In part, error owes its existence and its long “life” to ambiguity.
The more empirically words are defined, the more words lose their ambiguity, and to speak metaphorically, error finds that the shadows in which it hides have been diminished. When terms are defined empirically, error is more easily exposed.
For example, the word “cause” – to be a scientific term, any term, including the term “causation,” must have the EXACT same meaning every time it is used.
Try to define the word “cause” empirically so that it means exactly the same thing in these two cases:
- HIV causes acquired immunodeficiency (of course it does not – it is merely a contributor). The term “acquired” is meant to exclude all genetic sources of immunodeficiency.
- The motion of the 8 ball was caused by a collision with the cue ball.
I have used the second example to define the terms “cause,” “driver,” and “contributor” empirically. #2, restated, “The motion of the 8 ball was driven by a collision with the cue ball, with contributions from a number of phenomena, including air resistance and the friction of the table.”
As noted, HIV is one contributor of many to the development or “acquisition” of immunodeficiency, where “acquisition” excludes all genetic sources, including those genetic defects with slow penetrance. Among the many contributors to the development of immunodeficiency are a toxic lifestyle (such as those of the first AIDS patients), exposure to toxic substances, consumption of toxic substances, poor stewardship of the body – including inadequate nutrition and poor quality sleep -, cancer (a huge contributor to immunodeficiency when it is present), and so many other things contribute to outright immunodeficiency.
Once a single contributor is established to any effect, causation is out the window.
Measured empirically, the degree of immunodeficiency makes it clear that none of us is completely immuno-sufficient, and our immuno-sufficiency merely decreases after HIV infection gets out of control.
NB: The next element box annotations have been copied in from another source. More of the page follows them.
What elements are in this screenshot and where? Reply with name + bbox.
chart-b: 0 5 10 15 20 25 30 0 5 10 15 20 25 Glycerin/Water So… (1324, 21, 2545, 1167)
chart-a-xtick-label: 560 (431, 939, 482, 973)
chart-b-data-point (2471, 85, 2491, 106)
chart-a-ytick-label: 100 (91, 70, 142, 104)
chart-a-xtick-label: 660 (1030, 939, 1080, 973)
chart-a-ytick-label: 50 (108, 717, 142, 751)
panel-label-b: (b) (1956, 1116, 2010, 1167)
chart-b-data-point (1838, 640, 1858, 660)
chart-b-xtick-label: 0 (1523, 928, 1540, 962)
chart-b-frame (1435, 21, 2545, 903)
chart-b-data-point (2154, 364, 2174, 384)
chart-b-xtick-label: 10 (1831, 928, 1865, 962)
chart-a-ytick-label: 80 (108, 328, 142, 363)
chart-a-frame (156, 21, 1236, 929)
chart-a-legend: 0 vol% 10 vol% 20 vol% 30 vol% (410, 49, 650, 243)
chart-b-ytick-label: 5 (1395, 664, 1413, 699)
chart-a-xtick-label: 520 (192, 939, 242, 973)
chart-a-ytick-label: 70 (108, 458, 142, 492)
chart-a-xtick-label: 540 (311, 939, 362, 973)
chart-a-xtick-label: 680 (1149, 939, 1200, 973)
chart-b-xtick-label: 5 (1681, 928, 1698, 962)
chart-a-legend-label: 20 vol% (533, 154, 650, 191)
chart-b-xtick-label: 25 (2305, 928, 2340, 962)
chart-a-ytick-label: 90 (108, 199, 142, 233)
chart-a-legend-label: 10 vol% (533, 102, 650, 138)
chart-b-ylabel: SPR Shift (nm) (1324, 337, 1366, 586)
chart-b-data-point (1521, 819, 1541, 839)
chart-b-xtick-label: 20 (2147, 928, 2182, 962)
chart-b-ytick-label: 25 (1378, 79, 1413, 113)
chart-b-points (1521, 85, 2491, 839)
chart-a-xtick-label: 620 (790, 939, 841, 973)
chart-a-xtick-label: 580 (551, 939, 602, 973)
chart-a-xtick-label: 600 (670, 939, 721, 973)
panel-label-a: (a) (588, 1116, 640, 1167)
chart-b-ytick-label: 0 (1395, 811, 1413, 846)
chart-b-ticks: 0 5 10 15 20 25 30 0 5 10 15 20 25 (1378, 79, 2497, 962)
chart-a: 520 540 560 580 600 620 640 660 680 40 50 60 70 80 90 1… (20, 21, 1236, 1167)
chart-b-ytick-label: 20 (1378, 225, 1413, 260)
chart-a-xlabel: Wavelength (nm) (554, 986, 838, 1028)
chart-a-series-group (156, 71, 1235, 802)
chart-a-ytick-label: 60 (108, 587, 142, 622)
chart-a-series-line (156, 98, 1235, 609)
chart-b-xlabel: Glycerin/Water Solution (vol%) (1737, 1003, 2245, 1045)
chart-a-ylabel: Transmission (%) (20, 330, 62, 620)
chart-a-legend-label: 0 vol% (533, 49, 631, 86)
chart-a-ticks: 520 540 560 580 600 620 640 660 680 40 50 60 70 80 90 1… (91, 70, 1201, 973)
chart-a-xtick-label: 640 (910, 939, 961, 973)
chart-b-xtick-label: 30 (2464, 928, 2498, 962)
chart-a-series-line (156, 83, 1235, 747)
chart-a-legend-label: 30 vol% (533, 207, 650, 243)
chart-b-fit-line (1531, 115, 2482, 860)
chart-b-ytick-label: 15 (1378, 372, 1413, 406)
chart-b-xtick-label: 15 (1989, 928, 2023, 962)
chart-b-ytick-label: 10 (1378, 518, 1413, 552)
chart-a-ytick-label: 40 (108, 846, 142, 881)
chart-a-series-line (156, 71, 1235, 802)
When terms are properly defined, the error of Robert Gallo et al. has nowhere to hide. His error derives sustenance from ambiguities in the current use of the terms “cause,” “acquired,” “immunodeficiency,” even “HIV” with all of its strains and quasi-species, and ambiguities in the exact degree of immuno-sufficiency of the patients prior to an infection with the virus(es).
A second example. Anselm’s error re existence.
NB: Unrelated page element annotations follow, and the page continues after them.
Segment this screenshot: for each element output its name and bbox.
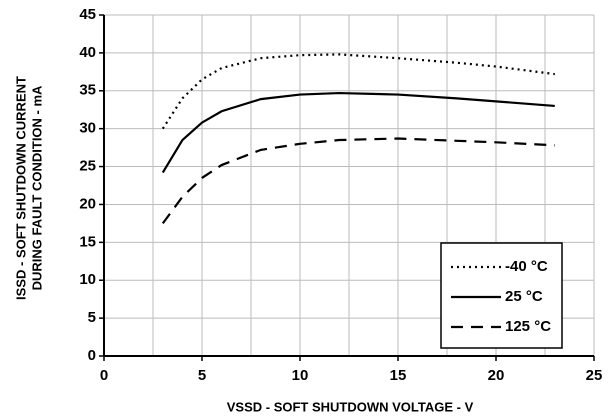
x-tick-label: 25: [586, 367, 603, 384]
x-tick-label: 10: [292, 367, 309, 384]
legend-box: [440, 242, 563, 349]
x-tick-label: 5: [198, 367, 206, 384]
y-tick-label: 15: [79, 233, 96, 250]
line-series: [161, 91, 555, 174]
y-tick-label: 10: [79, 271, 96, 288]
y-tick-label: 5: [88, 309, 96, 326]
y-tick-label: 35: [79, 82, 96, 99]
y-axis-label: ISSD - SOFT SHUTDOWN CURRENT: [13, 76, 28, 300]
y-tick-label: 20: [79, 195, 96, 212]
legend-label: -40 °C: [505, 258, 548, 275]
y-tick-label: 40: [79, 44, 96, 61]
line-series: [161, 137, 555, 225]
line-series: [161, 53, 555, 130]
y-axis-label: DURING FAULT CONDITION - mA: [29, 85, 44, 290]
x-tick-label: 20: [488, 367, 505, 384]
legend-label: 25 °C: [505, 288, 543, 305]
x-axis-label: VSSD - SOFT SHUTDOWN VOLTAGE - V: [227, 399, 474, 414]
y-tick-label: 45: [79, 6, 96, 23]
x-tick-label: 0: [100, 367, 108, 384]
y-tick-label: 0: [88, 347, 96, 364]
legend-label: 125 °C: [505, 318, 551, 335]
y-tick-label: 25: [79, 158, 96, 175]
y-tick-label: 30: [79, 120, 96, 137]
x-tick-label: 15: [390, 367, 407, 384]
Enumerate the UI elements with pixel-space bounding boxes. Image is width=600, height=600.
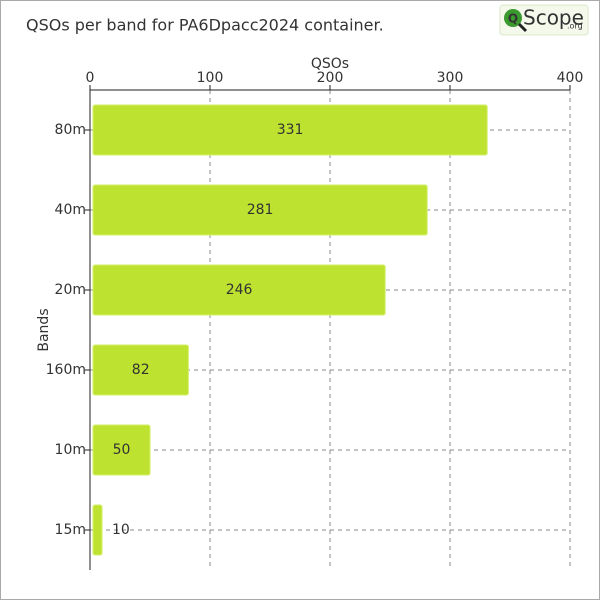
y-tick-label: 20m (55, 282, 86, 298)
value-label: 331 (277, 122, 304, 138)
x-tick-label: 200 (317, 70, 344, 86)
bar (92, 184, 428, 236)
logo-circle (504, 9, 522, 27)
logo-suffix: .org (567, 22, 583, 31)
y-tick-label: 160m (46, 362, 86, 378)
y-tick-label: 15m (55, 522, 86, 538)
logo-handle (517, 22, 528, 33)
bar (92, 264, 386, 316)
bar (92, 504, 103, 556)
x-axis-label: QSOs (311, 56, 349, 72)
y-tick-label: 80m (55, 122, 86, 138)
y-tick-label: 40m (55, 202, 86, 218)
y-axis-label: Bands (36, 308, 52, 351)
x-tick-label: 0 (86, 70, 95, 86)
x-tick-label: 400 (557, 70, 584, 86)
x-tick-label: 100 (197, 70, 224, 86)
value-label: 281 (247, 202, 274, 218)
y-tick-label: 10m (55, 442, 86, 458)
logo-icon: Q (508, 12, 518, 26)
chart-title: QSOs per band for PA6Dpacc2024 container… (26, 16, 384, 35)
value-label: 10 (112, 522, 130, 538)
bar (92, 344, 189, 396)
x-tick-label: 300 (437, 70, 464, 86)
value-label: 246 (226, 282, 253, 298)
bar (92, 104, 488, 156)
logo-name: Scope (523, 6, 584, 30)
bar (92, 424, 151, 476)
logo: Q Scope .org (499, 4, 589, 36)
value-label: 82 (132, 362, 150, 378)
value-label: 50 (113, 442, 131, 458)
Defined empirically, to exist is to be imperfect, and in EVERY way imperfect.
If something is perfect, eo ipso, it does not exist, and its existence is impossible, at least
by THIS definition.
Now Anselm has at least one more reply: to define things empirically is to exclude god from possibility. God is a noumenon, as Kant would say, and is not knowable by or through phenomenology (including the scientific study of phenomena).
Yes, and I agree. But that implies that god does not exist in the way that we know existence empirically. Thus, while I might entreat an enemy to show me mercy, I would not expect success by entreating god for mercy in the same way. I would not expect that prayer would be efficacious beyond what can be explained by chance.
Pullo and Forculus – go figure, in the fictional TV series, “Rome,” at the exact moment that Pullo is praying to Forculus to unlock his prison cell, a guard unlocks his prison cell, and gives Pullo the opportunity to redeem himself from the crime of striking a superior officer. Even with the laws of probability at hand, I would have a tough time convincing Pullo that his prayer was not efficacious.